Monday, July 9, 2012

Borges . . .the unalterable / sum of moments granted you by fate. . .

Andy Warhol Self-portrait in drag
(Monroe wig)
I am back to Borges.  


I needed an antidote. Saw an ad this morning for a major chemical corporation, the name of which resonates from the time of the Vietnam War and the occasion of death by formula made product.


Seeing the death star's new slogan was too much. No need to be specific. No need for proper nouns locating actions more improper than the imagination can create.  


Lately I've been remembering the truism: You aren't responsible for your first thought but you are for the thoughts which follow.  


So I'm being responsible. "We live discovering and forgetting / that sweet familiarity of the night." Offering a chance to suck your breath in and marvel. This poem is translated by A.S. Kline

(The Andy Warhol self-portrait kinda turns the table on the adoration here. Well, maybe it doesn't turn tables so much as expand the possibilities. More expansion, ahead.)


The Sum

The silent friendliness of the moon
(misquoting Virgil) accompanies you
since that one night or evening lost
in time now, on which your restless
eyes first deciphered her forever
in a garden or patio turned to dust.
Forever? I know someone, someday
will be able to tell you truthfully:
‘You’ll never see the bright moon again,
You’ve now achieved the unalterable
sum of moments granted you by fate.
Useless to open every window
in the world. Too late. You’ll not find her.’
We live discovering and forgetting
that sweet familiarity of the night.
Take a long look.
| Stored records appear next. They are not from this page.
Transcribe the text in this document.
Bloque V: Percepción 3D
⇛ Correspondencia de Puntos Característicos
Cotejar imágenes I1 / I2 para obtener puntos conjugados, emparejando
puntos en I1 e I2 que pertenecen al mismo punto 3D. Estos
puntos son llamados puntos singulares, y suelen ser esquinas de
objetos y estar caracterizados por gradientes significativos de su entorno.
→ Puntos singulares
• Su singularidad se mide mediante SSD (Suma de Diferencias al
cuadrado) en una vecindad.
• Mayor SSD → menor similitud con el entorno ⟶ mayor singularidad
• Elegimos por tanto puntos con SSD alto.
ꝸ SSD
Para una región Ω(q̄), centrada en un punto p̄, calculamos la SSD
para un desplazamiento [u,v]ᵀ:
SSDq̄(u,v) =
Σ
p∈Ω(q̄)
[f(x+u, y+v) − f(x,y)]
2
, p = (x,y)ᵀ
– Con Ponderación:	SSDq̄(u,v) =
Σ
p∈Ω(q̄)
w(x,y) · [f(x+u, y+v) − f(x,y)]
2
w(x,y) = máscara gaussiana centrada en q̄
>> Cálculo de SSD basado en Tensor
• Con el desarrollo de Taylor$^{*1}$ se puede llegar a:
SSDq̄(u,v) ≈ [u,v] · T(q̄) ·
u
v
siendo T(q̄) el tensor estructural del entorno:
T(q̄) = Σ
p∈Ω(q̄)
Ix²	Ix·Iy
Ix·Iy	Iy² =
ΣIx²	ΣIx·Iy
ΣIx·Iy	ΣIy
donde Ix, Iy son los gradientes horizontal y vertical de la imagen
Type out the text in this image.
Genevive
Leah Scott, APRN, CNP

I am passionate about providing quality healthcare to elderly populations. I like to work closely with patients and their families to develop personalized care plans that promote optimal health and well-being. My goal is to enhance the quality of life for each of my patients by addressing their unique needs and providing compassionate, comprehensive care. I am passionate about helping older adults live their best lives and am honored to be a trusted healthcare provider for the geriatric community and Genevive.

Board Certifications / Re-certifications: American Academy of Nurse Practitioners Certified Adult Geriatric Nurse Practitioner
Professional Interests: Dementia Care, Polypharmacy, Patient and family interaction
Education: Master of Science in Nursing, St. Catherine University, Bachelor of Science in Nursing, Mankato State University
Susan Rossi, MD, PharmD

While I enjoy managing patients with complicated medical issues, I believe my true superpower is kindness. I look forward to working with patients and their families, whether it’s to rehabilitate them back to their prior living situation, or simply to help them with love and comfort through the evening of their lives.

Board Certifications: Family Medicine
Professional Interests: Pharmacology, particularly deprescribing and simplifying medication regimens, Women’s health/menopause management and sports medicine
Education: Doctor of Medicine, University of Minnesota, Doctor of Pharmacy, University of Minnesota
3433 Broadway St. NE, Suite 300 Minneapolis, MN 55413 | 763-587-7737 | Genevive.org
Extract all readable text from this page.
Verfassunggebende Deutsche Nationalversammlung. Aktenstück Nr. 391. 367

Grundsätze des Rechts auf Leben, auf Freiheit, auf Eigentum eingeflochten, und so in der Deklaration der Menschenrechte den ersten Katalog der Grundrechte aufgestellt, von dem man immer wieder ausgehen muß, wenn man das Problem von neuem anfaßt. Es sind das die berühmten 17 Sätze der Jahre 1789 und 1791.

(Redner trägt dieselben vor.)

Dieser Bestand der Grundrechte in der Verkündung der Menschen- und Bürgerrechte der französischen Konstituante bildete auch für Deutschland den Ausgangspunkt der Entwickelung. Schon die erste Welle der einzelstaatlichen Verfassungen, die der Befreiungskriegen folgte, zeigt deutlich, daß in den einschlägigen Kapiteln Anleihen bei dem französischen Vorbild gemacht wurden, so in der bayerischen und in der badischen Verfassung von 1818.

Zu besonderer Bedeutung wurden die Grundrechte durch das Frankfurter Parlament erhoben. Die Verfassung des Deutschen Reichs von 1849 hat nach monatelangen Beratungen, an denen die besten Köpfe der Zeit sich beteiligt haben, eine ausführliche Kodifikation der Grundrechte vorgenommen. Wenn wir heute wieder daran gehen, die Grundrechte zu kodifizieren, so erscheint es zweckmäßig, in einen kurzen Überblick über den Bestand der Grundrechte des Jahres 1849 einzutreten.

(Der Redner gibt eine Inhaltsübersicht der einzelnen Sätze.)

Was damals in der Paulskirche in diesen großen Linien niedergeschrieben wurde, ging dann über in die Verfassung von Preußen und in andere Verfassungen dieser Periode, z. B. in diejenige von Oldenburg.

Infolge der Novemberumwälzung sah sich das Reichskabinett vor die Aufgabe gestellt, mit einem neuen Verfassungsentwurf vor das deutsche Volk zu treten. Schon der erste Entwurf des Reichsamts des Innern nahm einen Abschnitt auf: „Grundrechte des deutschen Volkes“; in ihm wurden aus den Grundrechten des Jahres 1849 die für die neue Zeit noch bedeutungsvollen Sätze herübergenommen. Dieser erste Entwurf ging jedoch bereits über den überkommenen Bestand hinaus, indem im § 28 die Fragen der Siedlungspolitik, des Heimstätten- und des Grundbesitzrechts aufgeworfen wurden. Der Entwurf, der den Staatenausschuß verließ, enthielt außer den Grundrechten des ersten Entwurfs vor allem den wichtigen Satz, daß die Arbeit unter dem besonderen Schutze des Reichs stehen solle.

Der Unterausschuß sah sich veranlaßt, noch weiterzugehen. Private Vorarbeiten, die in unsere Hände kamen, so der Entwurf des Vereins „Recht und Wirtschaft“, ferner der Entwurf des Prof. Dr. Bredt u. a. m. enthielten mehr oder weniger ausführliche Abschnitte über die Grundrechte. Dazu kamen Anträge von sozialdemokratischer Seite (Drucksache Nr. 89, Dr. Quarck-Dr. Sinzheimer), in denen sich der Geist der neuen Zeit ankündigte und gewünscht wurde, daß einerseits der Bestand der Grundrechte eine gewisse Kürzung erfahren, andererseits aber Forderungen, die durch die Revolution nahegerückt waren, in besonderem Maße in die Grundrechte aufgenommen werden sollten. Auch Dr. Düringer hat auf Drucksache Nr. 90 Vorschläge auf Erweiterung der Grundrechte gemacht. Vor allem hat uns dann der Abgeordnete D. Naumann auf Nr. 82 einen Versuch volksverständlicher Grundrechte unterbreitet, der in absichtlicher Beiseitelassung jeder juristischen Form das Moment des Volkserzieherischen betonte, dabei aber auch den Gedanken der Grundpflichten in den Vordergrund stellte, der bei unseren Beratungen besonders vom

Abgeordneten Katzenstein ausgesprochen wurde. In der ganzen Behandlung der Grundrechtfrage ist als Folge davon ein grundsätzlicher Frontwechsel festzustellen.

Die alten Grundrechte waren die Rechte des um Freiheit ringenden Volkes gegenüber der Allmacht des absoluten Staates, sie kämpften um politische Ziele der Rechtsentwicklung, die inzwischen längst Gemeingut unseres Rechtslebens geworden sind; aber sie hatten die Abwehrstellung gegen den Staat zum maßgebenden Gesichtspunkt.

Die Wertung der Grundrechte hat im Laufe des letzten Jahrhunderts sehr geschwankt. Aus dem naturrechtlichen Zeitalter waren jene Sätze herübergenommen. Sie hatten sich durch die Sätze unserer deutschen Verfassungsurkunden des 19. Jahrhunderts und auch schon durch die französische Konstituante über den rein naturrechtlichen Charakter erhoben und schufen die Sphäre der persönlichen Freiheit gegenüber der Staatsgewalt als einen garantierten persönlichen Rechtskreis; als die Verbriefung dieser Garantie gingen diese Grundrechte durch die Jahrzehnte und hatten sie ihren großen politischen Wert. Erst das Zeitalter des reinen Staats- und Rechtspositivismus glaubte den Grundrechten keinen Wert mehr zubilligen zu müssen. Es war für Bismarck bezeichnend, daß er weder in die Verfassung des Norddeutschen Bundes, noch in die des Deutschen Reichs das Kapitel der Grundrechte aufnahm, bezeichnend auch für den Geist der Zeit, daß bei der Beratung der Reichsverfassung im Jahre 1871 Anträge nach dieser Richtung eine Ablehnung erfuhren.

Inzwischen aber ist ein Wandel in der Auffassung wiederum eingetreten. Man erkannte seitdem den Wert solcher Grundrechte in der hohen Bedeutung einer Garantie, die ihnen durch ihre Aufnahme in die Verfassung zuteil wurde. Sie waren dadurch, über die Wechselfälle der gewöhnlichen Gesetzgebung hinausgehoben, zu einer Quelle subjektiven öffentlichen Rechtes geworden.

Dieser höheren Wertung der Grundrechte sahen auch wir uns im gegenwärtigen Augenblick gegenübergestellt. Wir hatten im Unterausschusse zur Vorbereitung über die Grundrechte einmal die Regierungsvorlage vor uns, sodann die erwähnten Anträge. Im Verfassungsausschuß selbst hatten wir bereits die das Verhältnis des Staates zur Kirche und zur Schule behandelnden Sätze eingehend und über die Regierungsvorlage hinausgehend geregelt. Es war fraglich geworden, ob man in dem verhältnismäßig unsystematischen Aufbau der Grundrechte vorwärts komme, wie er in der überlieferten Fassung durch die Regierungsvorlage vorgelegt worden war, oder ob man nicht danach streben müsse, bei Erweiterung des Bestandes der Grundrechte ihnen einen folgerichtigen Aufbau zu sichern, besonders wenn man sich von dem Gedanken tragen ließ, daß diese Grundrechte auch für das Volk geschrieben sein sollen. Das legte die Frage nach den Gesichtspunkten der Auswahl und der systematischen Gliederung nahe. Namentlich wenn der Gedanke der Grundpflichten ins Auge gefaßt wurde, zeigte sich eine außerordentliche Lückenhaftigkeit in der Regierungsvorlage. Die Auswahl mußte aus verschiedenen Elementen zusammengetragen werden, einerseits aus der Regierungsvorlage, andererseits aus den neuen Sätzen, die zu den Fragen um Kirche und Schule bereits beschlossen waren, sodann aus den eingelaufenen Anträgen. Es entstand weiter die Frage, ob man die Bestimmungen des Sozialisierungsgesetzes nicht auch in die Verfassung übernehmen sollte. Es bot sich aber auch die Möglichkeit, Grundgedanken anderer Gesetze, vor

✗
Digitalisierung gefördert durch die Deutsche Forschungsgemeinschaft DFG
It might be the last.
 _____
Jorge Luis Borges,  tr. by A.S. Kline, @2008

Thursday, July 5, 2012

Stop: A Poem of Pharmaceutical Advertising


Stop

In an ad agency, Traffic is like
Department of the Shepherds,
or an escort service,
housemother, Charon,
ferrying files from account exec. to writer
to art director to the shop to editorial
back to writer, exec., client, hell.
When the agency is pharm., the ad
could be direct-to-physician, direct-to-
patient, include an ISI (Important Safety Information).
Pharm. pays better than general advertising but
each ad has me fighting early training:
this is a load of crap.
Remember, I wasn't allowed medicine as a kid.
When I was headed to Camp Yallani we needed
a doc. to sign off.
He spotted weeping sores on my hand.
What’s that? he asked Mom.
It’s nothing she said.
Don't blame advertisers for the public's foolishness.
David Ogilvy's Little Red Book
of selling-relevant aphorisms
had typos.
Mao's Little Red Book fell to
reform and reeducation through labor.
There's no poetry in consumerism or
totalitarianism.
Oh save us from our leaders.
All of us.
______
Sarah Sarai, Folly Magazine, February 2012

Note: I wasn't allowed to take biology in high school because of my Christian Science mother. Yet here I am, working in pharmaceutical advertising and not quite fitting in.  I do my quiet thing, my rent gets paid, my poems get written and sunlight and birds reveled in.

Before pharma, I was in general advertising, and yes, Ogilvy Advertising had its founder's Little Red Book, about the same size as Mao's.  Thanks to Folly Magazine for publishing the poem and allowing me to include it here. April 27, 2016 note: Folly is out-of-print.